エミールもその意見に賛同したいところではある。『目的』が最優先とはいえ、あそこまで手を出しておいて、今更見捨てることはあまりに不誠実だろう。
「先のチンピラの件もある。ソーマ・ファミリアが敵に回った、と考えても良いかもしれない。予定を変えて、最初にソーマ・ファミリアを片付けるか? 神殺しが不味くても、神を潰すことはできるし、ファミリア自体を壊滅させることも可能だ」
強硬案を提案され、アスラーグはカップを揺らしながら検討し、首を横に振った。
「……いえ。やはり全体的に情報が要る。ギルド本部から情報奪取を最初の一手にしましょう。ただ予定を繰り上げて直接侵入で情報を確保する。彼らが持っている情報を抜き、主目標のイケロス、神酒のソーマ、風俗街のイシュタル、オラリオで重要な役割を担うデメテルとニョルズ、それに闇派閥関係。後は貧民街と地下水路の情報が欲しい」
エミールはアスラーグの意見にウームと唸る。
「オラリオでドブネズミ共が身を潜められる場所は、貧民街か地下水路内くらい、か。どちらも捜索に骨が折れそうだな」
「だから、ギルド本部から手がかりの情報を掴む」
アスラーグは千切ったパンを口にし、青紫色の瞳がエミールを見据える。
「完全な
「幽霊のように、だろう?」エミールは深青色の目を細め「任せてくれ」
黒妖精の美女は大きく頷き、千切ったパンへ視線を落として呟く。
「……ジャムが欲しいわね」
「買ってくるよ。どのみち、装備一式の清掃と整備、その他補充も必要だしな。それにギルド本部の施設情報が欲しいところだ。見取り図や警備体制、機密情報の保管されている場所や内容についての情報も必要だな。あとは」
エミールがにやりと口端を吊り上げた。
「鼠が要る」
★
その日の昼飯時。
諸島帝国の出先商館『ヴィラ・ダンウォール』のある第6区。その一角に軒を置く酒場『ハウンド・ピット』。

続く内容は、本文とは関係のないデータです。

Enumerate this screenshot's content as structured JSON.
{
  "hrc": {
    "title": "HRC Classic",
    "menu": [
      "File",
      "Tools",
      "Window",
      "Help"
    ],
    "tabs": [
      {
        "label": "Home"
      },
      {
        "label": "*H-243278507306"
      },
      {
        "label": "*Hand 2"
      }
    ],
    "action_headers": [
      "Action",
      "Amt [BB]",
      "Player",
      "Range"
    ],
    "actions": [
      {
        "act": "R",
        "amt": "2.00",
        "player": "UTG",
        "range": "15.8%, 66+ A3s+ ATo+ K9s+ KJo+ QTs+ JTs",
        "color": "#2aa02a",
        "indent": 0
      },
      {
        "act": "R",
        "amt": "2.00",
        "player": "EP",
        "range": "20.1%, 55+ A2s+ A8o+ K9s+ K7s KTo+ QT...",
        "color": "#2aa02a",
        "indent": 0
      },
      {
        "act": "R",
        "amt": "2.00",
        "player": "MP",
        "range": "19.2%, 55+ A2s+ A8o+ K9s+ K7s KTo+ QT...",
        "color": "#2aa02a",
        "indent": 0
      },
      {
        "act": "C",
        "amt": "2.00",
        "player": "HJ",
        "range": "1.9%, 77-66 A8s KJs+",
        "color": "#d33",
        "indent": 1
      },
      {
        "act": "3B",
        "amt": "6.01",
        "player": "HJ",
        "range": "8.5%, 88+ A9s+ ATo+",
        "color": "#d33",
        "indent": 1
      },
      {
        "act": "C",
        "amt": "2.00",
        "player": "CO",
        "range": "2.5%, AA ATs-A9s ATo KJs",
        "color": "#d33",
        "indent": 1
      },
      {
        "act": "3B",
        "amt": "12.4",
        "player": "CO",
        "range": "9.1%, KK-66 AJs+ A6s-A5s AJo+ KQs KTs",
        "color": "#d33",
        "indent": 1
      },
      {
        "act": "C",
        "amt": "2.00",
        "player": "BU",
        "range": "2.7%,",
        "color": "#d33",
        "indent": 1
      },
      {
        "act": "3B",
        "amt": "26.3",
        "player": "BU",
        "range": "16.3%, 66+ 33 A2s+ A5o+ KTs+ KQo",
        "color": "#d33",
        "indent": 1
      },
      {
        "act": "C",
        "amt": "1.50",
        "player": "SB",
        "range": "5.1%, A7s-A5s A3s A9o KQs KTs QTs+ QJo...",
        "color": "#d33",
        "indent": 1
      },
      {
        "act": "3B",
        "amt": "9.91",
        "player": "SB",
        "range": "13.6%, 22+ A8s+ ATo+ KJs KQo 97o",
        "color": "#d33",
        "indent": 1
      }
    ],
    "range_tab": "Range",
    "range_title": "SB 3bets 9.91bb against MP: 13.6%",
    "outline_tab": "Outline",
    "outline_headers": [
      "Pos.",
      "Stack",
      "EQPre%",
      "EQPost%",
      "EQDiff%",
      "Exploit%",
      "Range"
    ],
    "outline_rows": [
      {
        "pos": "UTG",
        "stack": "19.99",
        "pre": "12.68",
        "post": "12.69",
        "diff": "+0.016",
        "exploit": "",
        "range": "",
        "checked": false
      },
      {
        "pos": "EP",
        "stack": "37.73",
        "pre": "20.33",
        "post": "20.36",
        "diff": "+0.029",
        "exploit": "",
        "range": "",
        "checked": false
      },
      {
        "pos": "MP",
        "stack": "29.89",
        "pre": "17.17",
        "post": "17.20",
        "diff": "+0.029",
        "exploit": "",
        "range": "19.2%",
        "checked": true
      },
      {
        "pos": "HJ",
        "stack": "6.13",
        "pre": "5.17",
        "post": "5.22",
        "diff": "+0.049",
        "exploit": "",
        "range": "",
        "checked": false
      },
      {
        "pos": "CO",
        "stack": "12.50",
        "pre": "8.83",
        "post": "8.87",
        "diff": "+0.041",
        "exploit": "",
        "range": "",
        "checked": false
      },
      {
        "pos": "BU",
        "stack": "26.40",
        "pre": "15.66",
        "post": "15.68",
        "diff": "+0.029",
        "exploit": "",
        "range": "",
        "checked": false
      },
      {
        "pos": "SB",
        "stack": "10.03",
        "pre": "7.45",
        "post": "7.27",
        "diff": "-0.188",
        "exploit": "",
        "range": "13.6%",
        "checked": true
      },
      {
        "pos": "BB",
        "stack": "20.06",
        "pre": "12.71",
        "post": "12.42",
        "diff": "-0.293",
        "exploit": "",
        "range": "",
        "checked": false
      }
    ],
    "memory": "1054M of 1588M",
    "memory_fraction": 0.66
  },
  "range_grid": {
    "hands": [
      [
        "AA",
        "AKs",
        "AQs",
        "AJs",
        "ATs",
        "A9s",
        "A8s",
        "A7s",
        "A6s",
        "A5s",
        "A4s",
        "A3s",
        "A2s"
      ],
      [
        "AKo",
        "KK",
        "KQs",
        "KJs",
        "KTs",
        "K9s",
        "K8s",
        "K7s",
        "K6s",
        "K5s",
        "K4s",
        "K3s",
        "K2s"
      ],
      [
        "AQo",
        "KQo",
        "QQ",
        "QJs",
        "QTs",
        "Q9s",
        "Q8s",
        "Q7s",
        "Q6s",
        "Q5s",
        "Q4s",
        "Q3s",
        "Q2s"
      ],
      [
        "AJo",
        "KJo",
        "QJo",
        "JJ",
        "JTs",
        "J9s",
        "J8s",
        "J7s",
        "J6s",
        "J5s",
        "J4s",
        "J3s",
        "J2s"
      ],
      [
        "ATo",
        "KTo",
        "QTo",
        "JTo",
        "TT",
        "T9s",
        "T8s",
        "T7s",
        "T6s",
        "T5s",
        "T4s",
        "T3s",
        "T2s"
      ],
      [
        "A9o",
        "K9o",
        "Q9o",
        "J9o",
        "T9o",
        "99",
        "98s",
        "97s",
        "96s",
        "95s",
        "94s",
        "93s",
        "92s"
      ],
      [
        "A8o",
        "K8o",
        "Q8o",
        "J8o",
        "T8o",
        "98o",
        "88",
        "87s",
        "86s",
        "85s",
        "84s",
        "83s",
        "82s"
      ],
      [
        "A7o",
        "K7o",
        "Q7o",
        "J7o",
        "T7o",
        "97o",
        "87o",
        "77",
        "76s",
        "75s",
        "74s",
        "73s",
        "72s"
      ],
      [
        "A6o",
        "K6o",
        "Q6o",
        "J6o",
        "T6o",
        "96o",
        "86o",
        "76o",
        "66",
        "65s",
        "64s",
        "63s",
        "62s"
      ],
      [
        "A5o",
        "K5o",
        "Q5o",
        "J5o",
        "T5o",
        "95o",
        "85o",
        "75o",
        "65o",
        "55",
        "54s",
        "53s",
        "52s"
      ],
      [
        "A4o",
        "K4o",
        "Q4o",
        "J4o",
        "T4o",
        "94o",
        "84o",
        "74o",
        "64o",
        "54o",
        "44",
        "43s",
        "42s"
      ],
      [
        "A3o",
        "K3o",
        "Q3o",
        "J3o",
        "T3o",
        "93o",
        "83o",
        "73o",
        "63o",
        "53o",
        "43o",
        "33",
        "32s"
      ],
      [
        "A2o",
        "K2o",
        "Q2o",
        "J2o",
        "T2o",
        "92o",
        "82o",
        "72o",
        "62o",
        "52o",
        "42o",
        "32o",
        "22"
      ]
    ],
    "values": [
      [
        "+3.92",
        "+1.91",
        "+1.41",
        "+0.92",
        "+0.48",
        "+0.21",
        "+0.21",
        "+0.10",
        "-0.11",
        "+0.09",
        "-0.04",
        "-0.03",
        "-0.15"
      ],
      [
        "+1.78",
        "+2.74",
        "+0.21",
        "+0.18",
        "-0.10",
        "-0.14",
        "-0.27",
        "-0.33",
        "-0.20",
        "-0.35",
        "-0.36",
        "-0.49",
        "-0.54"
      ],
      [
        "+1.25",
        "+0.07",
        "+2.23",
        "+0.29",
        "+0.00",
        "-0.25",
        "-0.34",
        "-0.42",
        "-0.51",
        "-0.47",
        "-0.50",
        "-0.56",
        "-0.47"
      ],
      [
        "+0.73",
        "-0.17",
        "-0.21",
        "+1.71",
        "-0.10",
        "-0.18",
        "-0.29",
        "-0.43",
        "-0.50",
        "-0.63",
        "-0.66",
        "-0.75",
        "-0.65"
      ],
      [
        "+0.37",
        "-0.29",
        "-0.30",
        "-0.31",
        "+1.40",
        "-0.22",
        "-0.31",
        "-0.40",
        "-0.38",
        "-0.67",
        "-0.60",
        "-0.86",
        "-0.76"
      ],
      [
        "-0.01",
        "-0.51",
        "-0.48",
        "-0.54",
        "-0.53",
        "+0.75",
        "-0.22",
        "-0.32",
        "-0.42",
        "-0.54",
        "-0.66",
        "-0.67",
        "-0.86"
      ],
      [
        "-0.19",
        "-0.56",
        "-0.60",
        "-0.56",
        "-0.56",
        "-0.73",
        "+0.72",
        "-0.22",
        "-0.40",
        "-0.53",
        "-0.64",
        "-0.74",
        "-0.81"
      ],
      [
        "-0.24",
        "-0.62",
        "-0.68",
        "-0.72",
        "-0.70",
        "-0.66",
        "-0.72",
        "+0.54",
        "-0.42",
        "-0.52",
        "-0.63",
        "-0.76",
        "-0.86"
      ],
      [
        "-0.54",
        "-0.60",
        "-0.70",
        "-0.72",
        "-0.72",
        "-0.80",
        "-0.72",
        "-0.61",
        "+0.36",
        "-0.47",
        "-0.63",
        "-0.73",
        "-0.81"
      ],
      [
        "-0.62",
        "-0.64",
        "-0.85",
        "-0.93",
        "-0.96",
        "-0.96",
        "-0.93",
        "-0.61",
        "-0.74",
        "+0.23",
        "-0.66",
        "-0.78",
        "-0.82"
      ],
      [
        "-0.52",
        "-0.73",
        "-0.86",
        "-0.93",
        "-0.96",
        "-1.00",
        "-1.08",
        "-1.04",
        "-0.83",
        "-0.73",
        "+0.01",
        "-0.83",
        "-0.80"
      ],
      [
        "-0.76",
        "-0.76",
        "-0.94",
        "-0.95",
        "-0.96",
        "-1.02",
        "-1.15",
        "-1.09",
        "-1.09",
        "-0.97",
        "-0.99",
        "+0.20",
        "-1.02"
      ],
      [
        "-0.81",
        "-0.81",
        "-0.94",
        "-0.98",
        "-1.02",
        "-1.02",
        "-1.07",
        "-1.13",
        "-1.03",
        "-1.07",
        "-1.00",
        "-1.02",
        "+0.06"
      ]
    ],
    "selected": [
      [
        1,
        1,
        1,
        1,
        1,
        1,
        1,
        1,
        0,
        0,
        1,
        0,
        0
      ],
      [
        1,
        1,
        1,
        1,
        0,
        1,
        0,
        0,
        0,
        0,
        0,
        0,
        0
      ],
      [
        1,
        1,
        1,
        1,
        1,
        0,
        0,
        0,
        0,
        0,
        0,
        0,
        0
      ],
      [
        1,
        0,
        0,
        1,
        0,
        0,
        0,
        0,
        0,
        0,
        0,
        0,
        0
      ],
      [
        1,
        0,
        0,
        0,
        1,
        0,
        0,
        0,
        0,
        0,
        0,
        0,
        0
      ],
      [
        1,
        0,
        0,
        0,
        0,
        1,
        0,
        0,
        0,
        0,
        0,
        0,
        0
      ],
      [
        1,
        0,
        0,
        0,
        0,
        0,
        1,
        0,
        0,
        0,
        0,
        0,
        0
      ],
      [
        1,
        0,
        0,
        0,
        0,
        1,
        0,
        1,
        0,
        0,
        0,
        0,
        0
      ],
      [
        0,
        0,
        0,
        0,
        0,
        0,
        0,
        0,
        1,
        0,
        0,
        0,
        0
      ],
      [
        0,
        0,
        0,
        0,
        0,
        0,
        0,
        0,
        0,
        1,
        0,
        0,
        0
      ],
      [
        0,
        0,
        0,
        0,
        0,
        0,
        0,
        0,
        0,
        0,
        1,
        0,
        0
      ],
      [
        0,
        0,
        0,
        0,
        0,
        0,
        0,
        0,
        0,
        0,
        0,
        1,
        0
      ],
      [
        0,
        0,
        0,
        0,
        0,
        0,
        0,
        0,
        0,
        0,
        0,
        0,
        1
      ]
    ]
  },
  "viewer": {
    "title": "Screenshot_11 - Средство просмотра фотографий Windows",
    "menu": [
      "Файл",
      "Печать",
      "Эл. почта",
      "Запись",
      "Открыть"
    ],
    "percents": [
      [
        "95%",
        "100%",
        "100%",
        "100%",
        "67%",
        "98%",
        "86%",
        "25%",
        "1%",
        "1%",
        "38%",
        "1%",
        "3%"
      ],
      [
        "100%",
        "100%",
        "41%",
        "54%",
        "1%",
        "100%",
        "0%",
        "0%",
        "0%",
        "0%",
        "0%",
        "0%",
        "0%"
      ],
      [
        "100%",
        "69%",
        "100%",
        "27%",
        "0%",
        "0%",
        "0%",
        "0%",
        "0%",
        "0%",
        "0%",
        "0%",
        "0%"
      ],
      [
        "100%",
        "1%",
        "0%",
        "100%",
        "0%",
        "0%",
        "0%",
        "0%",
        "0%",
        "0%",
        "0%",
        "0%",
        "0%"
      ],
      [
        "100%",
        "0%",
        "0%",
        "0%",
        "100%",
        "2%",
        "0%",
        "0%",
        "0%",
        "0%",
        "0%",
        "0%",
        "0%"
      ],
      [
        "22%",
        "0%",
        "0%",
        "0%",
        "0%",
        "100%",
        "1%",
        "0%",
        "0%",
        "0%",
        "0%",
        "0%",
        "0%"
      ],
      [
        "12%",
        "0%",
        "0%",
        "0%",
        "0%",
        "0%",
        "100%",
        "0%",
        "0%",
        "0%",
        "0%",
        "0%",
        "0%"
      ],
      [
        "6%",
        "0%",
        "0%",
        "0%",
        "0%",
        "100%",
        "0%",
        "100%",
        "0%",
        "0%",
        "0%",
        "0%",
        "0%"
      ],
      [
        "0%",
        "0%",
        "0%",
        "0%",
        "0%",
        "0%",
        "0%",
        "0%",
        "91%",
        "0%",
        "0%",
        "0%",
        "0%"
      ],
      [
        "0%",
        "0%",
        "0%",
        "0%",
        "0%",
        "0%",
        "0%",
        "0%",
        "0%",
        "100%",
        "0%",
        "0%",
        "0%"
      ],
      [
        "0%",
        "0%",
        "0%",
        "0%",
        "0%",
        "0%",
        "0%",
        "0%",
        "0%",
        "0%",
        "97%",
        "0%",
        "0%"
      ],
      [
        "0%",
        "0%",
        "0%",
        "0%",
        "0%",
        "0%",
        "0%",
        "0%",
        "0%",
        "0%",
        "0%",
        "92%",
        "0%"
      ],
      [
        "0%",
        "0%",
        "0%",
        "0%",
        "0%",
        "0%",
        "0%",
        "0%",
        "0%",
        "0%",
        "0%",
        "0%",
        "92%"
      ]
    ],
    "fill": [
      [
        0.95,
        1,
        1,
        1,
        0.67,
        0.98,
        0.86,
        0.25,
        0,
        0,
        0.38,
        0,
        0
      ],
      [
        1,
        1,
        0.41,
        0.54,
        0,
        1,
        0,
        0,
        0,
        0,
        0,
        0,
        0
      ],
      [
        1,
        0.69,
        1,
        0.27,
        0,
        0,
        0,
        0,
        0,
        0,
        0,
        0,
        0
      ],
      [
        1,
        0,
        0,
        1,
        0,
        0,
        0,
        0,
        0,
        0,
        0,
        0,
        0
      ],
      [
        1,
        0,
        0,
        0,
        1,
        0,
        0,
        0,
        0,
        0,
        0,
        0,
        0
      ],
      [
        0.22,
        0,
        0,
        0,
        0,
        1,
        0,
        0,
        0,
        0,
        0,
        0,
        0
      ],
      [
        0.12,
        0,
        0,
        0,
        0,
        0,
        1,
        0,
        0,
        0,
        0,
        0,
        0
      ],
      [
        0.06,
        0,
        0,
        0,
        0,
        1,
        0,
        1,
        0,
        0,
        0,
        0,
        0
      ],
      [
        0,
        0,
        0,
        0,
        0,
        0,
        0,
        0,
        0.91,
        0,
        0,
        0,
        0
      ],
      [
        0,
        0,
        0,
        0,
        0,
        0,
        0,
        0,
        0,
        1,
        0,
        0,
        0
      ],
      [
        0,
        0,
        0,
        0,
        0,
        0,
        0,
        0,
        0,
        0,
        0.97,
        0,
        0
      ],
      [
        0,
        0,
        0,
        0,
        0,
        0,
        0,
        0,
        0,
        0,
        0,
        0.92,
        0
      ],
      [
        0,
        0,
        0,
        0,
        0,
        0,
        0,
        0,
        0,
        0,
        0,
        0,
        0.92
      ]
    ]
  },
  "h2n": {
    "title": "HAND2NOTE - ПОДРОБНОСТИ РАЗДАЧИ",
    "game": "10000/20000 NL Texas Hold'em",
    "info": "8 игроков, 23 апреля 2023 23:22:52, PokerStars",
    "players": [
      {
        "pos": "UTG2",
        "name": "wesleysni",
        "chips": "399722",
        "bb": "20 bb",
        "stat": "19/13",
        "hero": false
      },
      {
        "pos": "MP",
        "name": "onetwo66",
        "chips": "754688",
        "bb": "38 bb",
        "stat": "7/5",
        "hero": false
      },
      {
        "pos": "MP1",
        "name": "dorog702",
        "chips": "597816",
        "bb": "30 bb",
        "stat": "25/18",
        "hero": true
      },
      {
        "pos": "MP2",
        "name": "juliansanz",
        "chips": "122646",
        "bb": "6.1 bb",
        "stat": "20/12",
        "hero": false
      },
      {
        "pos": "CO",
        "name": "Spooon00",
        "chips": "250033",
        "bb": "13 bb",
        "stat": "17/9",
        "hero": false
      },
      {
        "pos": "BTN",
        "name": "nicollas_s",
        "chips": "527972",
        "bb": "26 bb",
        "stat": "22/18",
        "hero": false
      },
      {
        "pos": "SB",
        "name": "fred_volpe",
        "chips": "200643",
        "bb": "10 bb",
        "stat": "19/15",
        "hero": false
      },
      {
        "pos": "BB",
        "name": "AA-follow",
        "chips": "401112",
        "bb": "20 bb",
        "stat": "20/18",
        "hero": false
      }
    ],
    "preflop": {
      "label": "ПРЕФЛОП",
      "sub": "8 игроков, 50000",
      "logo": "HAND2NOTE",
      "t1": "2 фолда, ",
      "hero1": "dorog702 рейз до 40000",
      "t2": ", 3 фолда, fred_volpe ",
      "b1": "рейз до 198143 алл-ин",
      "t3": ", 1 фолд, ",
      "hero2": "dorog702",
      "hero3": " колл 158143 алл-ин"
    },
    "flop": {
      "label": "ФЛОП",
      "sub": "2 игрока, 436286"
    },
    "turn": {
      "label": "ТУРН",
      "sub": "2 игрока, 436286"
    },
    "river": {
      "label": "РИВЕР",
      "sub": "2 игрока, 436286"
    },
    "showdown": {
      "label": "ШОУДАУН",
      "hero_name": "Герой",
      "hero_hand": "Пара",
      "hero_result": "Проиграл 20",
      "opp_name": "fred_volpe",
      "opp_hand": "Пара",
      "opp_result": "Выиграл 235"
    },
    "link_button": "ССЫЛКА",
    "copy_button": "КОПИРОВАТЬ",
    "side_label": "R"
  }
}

中々の賑わいを見せる店内へエミールが入店し、カウンターの端に腰を下ろす。壁の御品書きへ目を向けていると眼鏡の狼人女給がやってきた。
パンツスタイルの女給服は露出が乏しいものの、体の線がくっきりと表れるため、独特な色気がある。
結い上げられた銀灰色の長髪。細面に並ぶアイスブルーの双眸。麗しき狼人女給が折り畳まれたメニュー表をエミールへ渡す。
「いらっしゃいませ。注文が決まりましたら、お呼び下さいませ」
営業スマイルを向け、狼人女給は見事なキャットウォークで去っていく。何人かの男達が尾と共に振られる尻へ熱い視線を送っていた。
エミールはメニュー表を開く。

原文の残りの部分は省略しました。